Oil and chemical leaks No significant oil or chemical leaks occurred in the project area.


Seashore meadows Spreading of reed beds in the seashore meadows was detected. Occurrences of Siberian primrose have declined. Due to this observation, the status of all occurrences will be studied in more detail when Siberian primrose flowers in 2020.
Gloe lakes Changes in the water level of a gloe lake were detected in August. An investigation and related actions were immediately initiated. According to the observations made, a nearby clarification basin could be the underlying reason behind the rise in water level. The use of the settling basin was discontinued and it will be retaken into use once we are sure that the natural water level fluctuation in the gloe lake has been ensured.
Relocated species No significant changes were detected during the studies. The number of moor frogs had slightly decreased from the previous years, but the change is assumed to be a result of the dry summer. Furthermore, the follow-up study was realized later in the summer than in the previous years.

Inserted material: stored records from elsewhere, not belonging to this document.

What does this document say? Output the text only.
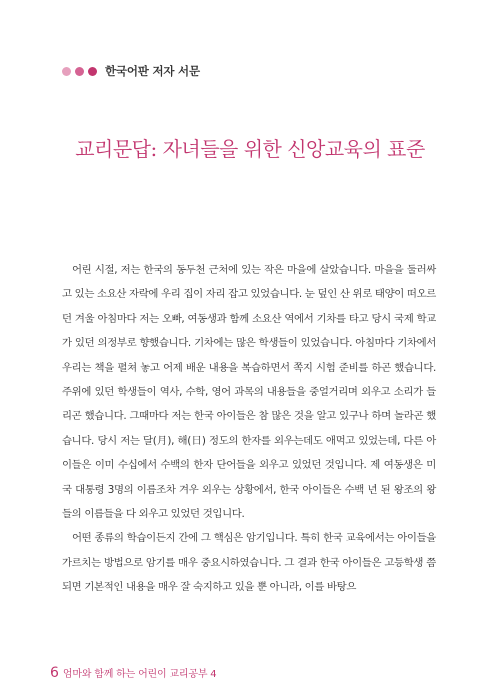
한국어판 저자 서문
교리문답: 자녀들을 위한 신앙교육의 표준

어린 시절, 저는 한국의 동두천 근처에 있는 작은 마을에 살았습니다. 마을을 둘러싸고 있는 소요산 자락에 우리 집이 자리 잡고 있었습니다. 눈 덮인 산 위로 태양이 떠오르던 겨울 아침마다 저는 오빠, 여동생과 함께 소요산 역에서 기차를 타고 당시 국제 학교가 있던 의정부로 향했습니다. 기차에는 많은 학생들이 있었습니다. 아침마다 기차에서 우리는 책을 펼쳐 놓고 어제 배운 내용을 복습하면서 쪽지 시험 준비를 하곤 했습니다. 주위에 있던 학생들이 역사, 수학, 영어 과목의 내용들을 중얼거리며 외우고 소리가 들리곤 했습니다. 그때마다 저는 한국 아이들은 참 많은 것을 알고 있구나 하며 놀라곤 했습니다. 당시 저는 달(月), 해(日) 정도의 한자를 외우는데도 애먹고 있었는데, 다른 아이들은 이미 수십에서 수백의 한자 단어들을 외우고 있었던 것입니다. 제 여동생은 미국 대통령 3명의 이름조차 겨우 외우는 상황에서, 한국 아이들은 수백 년 된 왕조의 왕들의 이름들을 다 외우고 있었던 것입니다.

어떤 종류의 학습이든지 간에 그 핵심은 암기입니다. 특히 한국 교육에서는 아이들을 가르치는 방법으로 암기를 매우 중요시하였습니다. 그 결과 한국 아이들은 고등학생 쯤 되면 기본적인 내용을 매우 잘 숙지하고 있을 뿐 아니라, 이를 바탕으

6 엄마와 함께 하는 어린이 교리공부 4
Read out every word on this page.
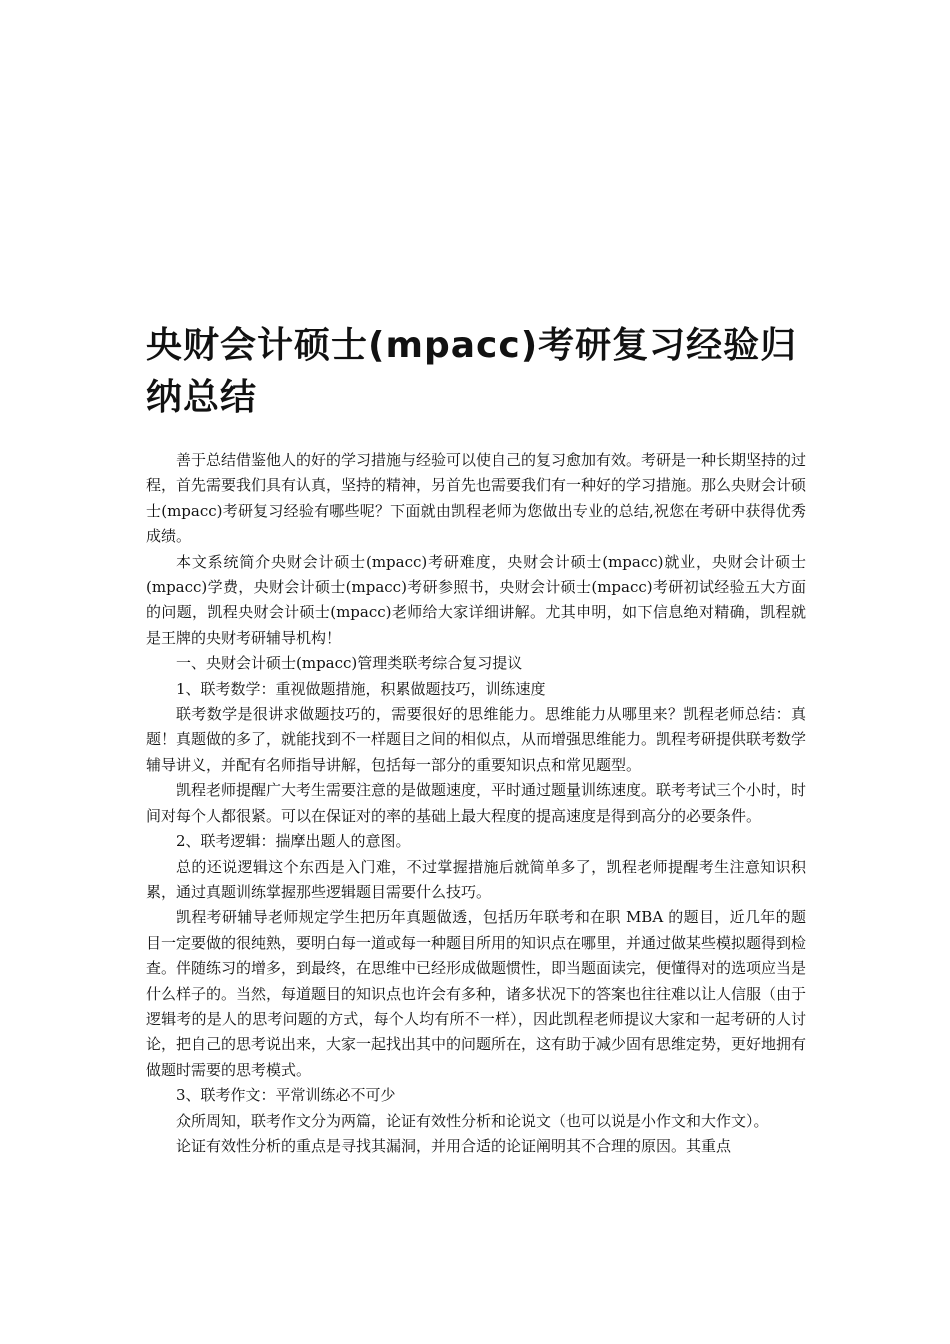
央财会计硕士(mpacc)考研复习经验归纳总结

善于总结借鉴他人的好的学习措施与经验可以使自己的复习愈加有效。考研是一种长期坚持的过程，首先需要我们具有认真，坚持的精神，另首先也需要我们有一种好的学习措施。那么央财会计硕士(mpacc)考研复习经验有哪些呢？下面就由凯程老师为您做出专业的总结,祝您在考研中获得优秀成绩。

本文系统简介央财会计硕士(mpacc)考研难度，央财会计硕士(mpacc)就业，央财会计硕士(mpacc)学费，央财会计硕士(mpacc)考研参照书，央财会计硕士(mpacc)考研初试经验五大方面的问题，凯程央财会计硕士(mpacc)老师给大家详细讲解。尤其申明，如下信息绝对精确，凯程就是王牌的央财考研辅导机构！

一、央财会计硕士(mpacc)管理类联考综合复习提议

1、联考数学：重视做题措施，积累做题技巧，训练速度

联考数学是很讲求做题技巧的，需要很好的思维能力。思维能力从哪里来？凯程老师总结：真题！真题做的多了，就能找到不一样题目之间的相似点，从而增强思维能力。凯程考研提供联考数学辅导讲义，并配有名师指导讲解，包括每一部分的重要知识点和常见题型。

凯程老师提醒广大考生需要注意的是做题速度，平时通过题量训练速度。联考考试三个小时，时间对每个人都很紧。可以在保证对的率的基础上最大程度的提高速度是得到高分的必要条件。

2、联考逻辑：揣摩出题人的意图。

总的还说逻辑这个东西是入门难，不过掌握措施后就简单多了，凯程老师提醒考生注意知识积累，通过真题训练掌握那些逻辑题目需要什么技巧。

凯程考研辅导老师规定学生把历年真题做透，包括历年联考和在职 MBA 的题目，近几年的题目一定要做的很纯熟，要明白每一道或每一种题目所用的知识点在哪里，并通过做某些模拟题得到检查。伴随练习的增多，到最终，在思维中已经形成做题惯性，即当题面读完，便懂得对的选项应当是什么样子的。当然，每道题目的知识点也许会有多种，诸多状况下的答案也往往难以让人信服（由于逻辑考的是人的思考问题的方式，每个人均有所不一样），因此凯程老师提议大家和一起考研的人讨论，把自己的思考说出来，大家一起找出其中的问题所在，这有助于减少固有思维定势，更好地拥有做题时需要的思考模式。

3、联考作文：平常训练必不可少

众所周知，联考作文分为两篇，论证有效性分析和论说文（也可以说是小作文和大作文）。

论证有效性分析的重点是寻找其漏洞，并用合适的论证阐明其不合理的原因。其重点
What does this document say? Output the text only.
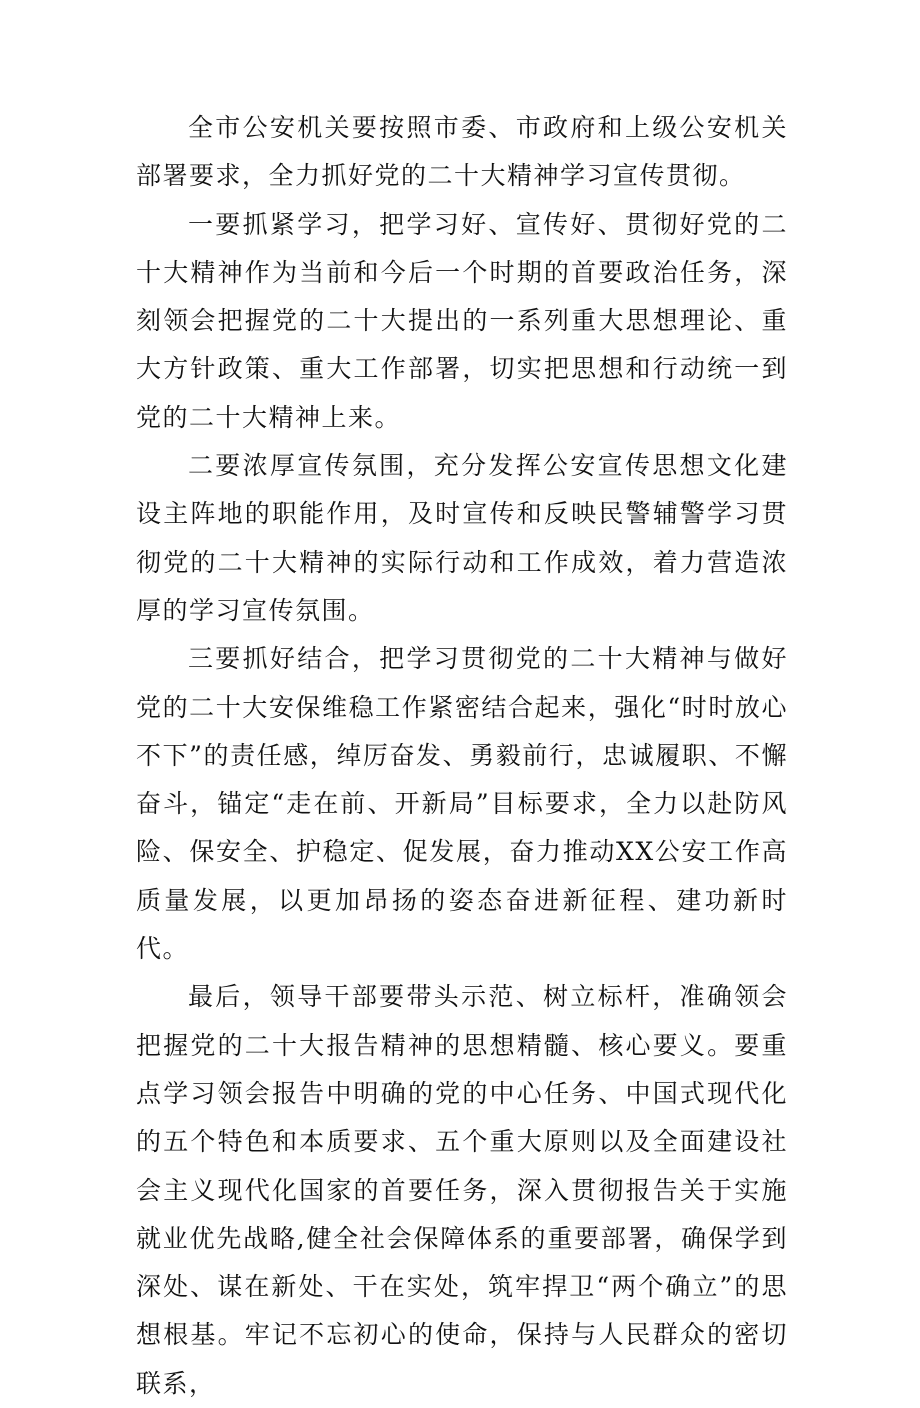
全市公安机关要按照市委、市政府和上级公安机关部署要求，全力抓好党的二十大精神学习宣传贯彻。

一要抓紧学习，把学习好、宣传好、贯彻好党的二十大精神作为当前和今后一个时期的首要政治任务，深刻领会把握党的二十大提出的一系列重大思想理论、重大方针政策、重大工作部署，切实把思想和行动统一到党的二十大精神上来。

二要浓厚宣传氛围，充分发挥公安宣传思想文化建设主阵地的职能作用，及时宣传和反映民警辅警学习贯彻党的二十大精神的实际行动和工作成效，着力营造浓厚的学习宣传氛围。

三要抓好结合，把学习贯彻党的二十大精神与做好党的二十大安保维稳工作紧密结合起来，强化“时时放心不下”的责任感，绰厉奋发、勇毅前行，忠诚履职、不懈奋斗，锚定“走在前、开新局”目标要求，全力以赴防风险、保安全、护稳定、促发展，奋力推动XX公安工作高质量发展，以更加昂扬的姿态奋进新征程、建功新时代。

最后，领导干部要带头示范、树立标杆，准确领会把握党的二十大报告精神的思想精髓、核心要义。要重点学习领会报告中明确的党的中心任务、中国式现代化的五个特色和本质要求、五个重大原则以及全面建设社会主义现代化国家的首要任务，深入贯彻报告关于实施就业优先战略,健全社会保障体系的重要部署，确保学到深处、谋在新处、干在实处，筑牢捍卫“两个确立”的思想根基。牢记不忘初心的使命，保持与人民群众的密切联系，
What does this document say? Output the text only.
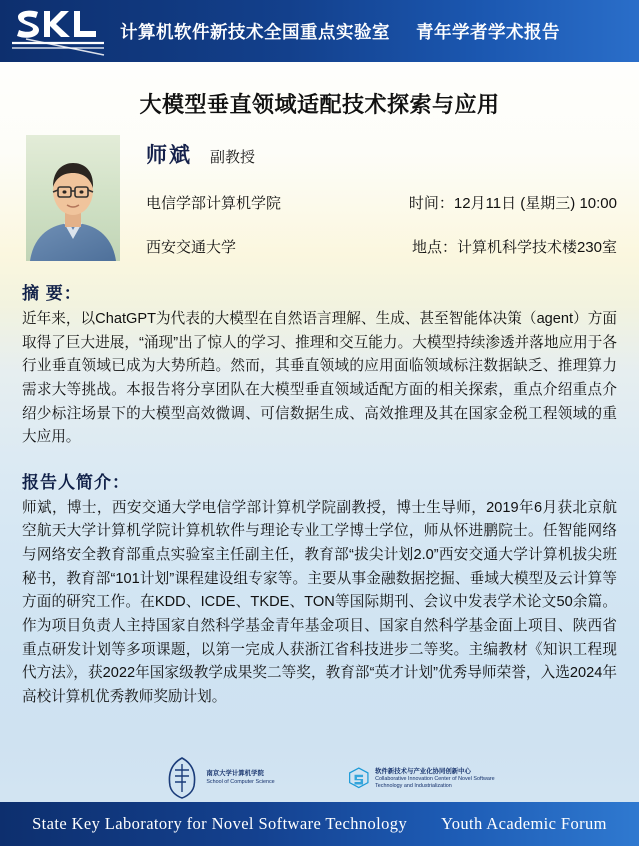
计算机软件新技术全国重点实验室 青年学者学术报告
大模型垂直领域适配技术探索与应用
师斌 副教授
电信学部计算机学院	时间：12月11日 (星期三) 10:00
西安交通大学	地点：计算机科学技术楼230室
摘 要：
近年来，以ChatGPT为代表的大模型在自然语言理解、生成、甚至智能体决策（agent）方面取得了巨大进展，“涌现”出了惊人的学习、推理和交互能力。大模型持续渗透并落地应用于各行业垂直领域已成为大势所趋。然而，其垂直领域的应用面临领域标注数据缺乏、推理算力需求大等挑战。本报告将分享团队在大模型垂直领域适配方面的相关探索，重点介绍重点介绍少标注场景下的大模型高效微调、可信数据生成、高效推理及其在国家金税工程领域的重大应用。
报告人简介：
师斌，博士，西安交通大学电信学部计算机学院副教授，博士生导师，2019年6月获北京航空航天大学计算机学院计算机软件与理论专业工学博士学位，师从怀进鹏院士。任智能网络与网络安全教育部重点实验室主任副主任，教育部“拔尖计划2.0”西安交通大学计算机拔尖班秘书，教育部“101计划”课程建设组专家等。主要从事金融数据挖掘、垂域大模型及云计算等方面的研究工作。在KDD、ICDE、TKDE、TON等国际期刊、会议中发表学术论文50余篇。作为项目负责人主持国家自然科学基金青年基金项目、国家自然科学基金面上项目、陕西省重点研发计划等多项课题，以第一完成人获浙江省科技进步二等奖。主编教材《知识工程现代方法》，获2022年国家级教学成果奖二等奖，教育部“英才计划”优秀导师荣誉，入选2024年高校计算机优秀教师奖励计划。
南京大学计算机学院
School of Computer Science
软件新技术与产业化协同创新中心
Collaborative Innovation Center of Novel Software Technology and Industrialization
State Key Laboratory for Novel Software Technology Youth Academic Forum
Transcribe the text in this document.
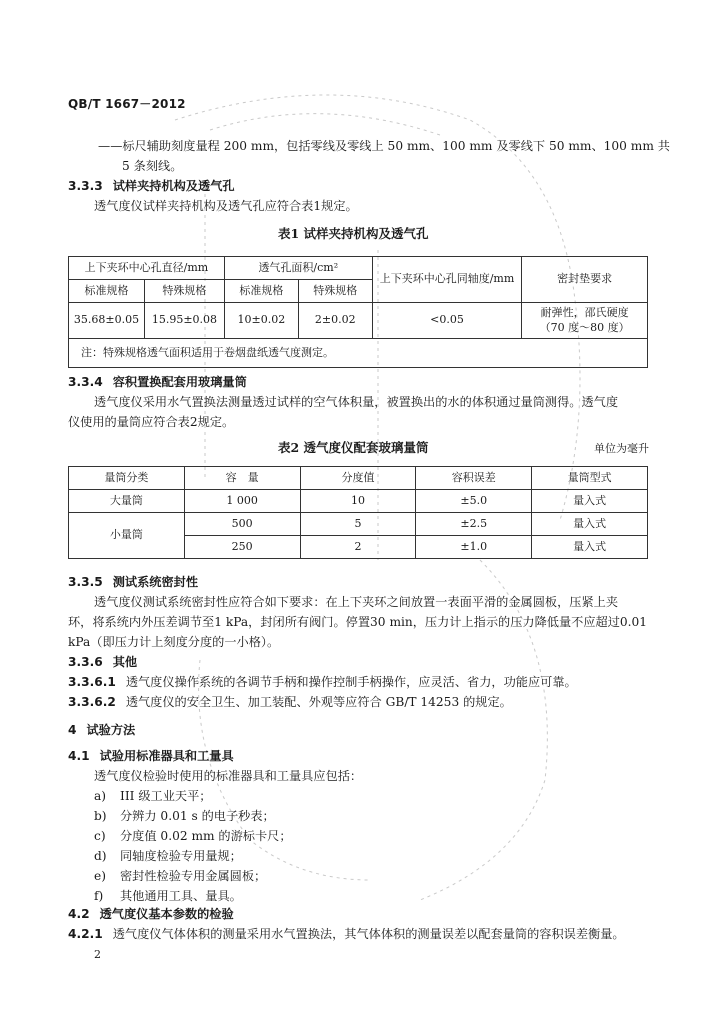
QB/T 1667－2012
——标尺辅助刻度量程 200 mm，包括零线及零线上 50 mm、100 mm 及零线下 50 mm、100 mm 共
5 条刻线。
3.3.3 试样夹持机构及透气孔
透气度仪试样夹持机构及透气孔应符合表1规定。
表1 试样夹持机构及透气孔
上下夹环中心孔直径/mm		透气孔面积/cm²		上下夹环中心孔同轴度/mm	密封垫要求
标准规格	特殊规格	标准规格	特殊规格		
35.68±0.05	15.95±0.08	10±0.02	2±0.02	<0.05	耐弹性，邵氏硬度
（70 度～80 度）

注：特殊规格透气面积适用于卷烟盘纸透气度测定。					
3.3.4 容积置换配套用玻璃量筒
透气度仪采用水气置换法测量透过试样的空气体积量，被置换出的水的体积通过量筒测得。透气度
仪使用的量筒应符合表2规定。
表2 透气度仪配套玻璃量筒	单位为毫升
量筒分类	容　量	分度值	容积误差	量筒型式
大量筒	1 000	10	±5.0	量入式
小量筒	500	5	±2.5	量入式
	250	2	±1.0	量入式
3.3.5 测试系统密封性
透气度仪测试系统密封性应符合如下要求：在上下夹环之间放置一表面平滑的金属圆板，压紧上夹
环，将系统内外压差调节至1 kPa，封闭所有阀门。停置30 min，压力计上指示的压力降低量不应超过0.01
kPa（即压力计上刻度分度的一小格）。
3.3.6 其他
3.3.6.1 透气度仪操作系统的各调节手柄和操作控制手柄操作，应灵活、省力，功能应可靠。
3.3.6.2 透气度仪的安全卫生、加工装配、外观等应符合 GB/T 14253 的规定。
4 试验方法
4.1 试验用标准器具和工量具
透气度仪检验时使用的标准器具和工量具应包括：
a) III 级工业天平；
b) 分辨力 0.01 s 的电子秒表；
c) 分度值 0.02 mm 的游标卡尺；
d) 同轴度检验专用量规；
e) 密封性检验专用金属圆板；
f) 其他通用工具、量具。
4.2 透气度仪基本参数的检验
4.2.1 透气度仪气体体积的测量采用水气置换法，其气体体积的测量误差以配套量筒的容积误差衡量。
2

Construction waste is utilized as energy or material 

Efficient sorting and recycling, as well as appropriate processing, are important parts of the management of the environmental impact of the waste generated on site. 

Most of the waste generated at the construction site is regular construction waste: metal, wood, concrete, rocks, biowaste, paper, cardboard, glass, or electrical and electronic waste. Our goals are to utilize 70% of our construction waste as materials and to utilize a total of 90% of our construction waste either as materials or in energy production.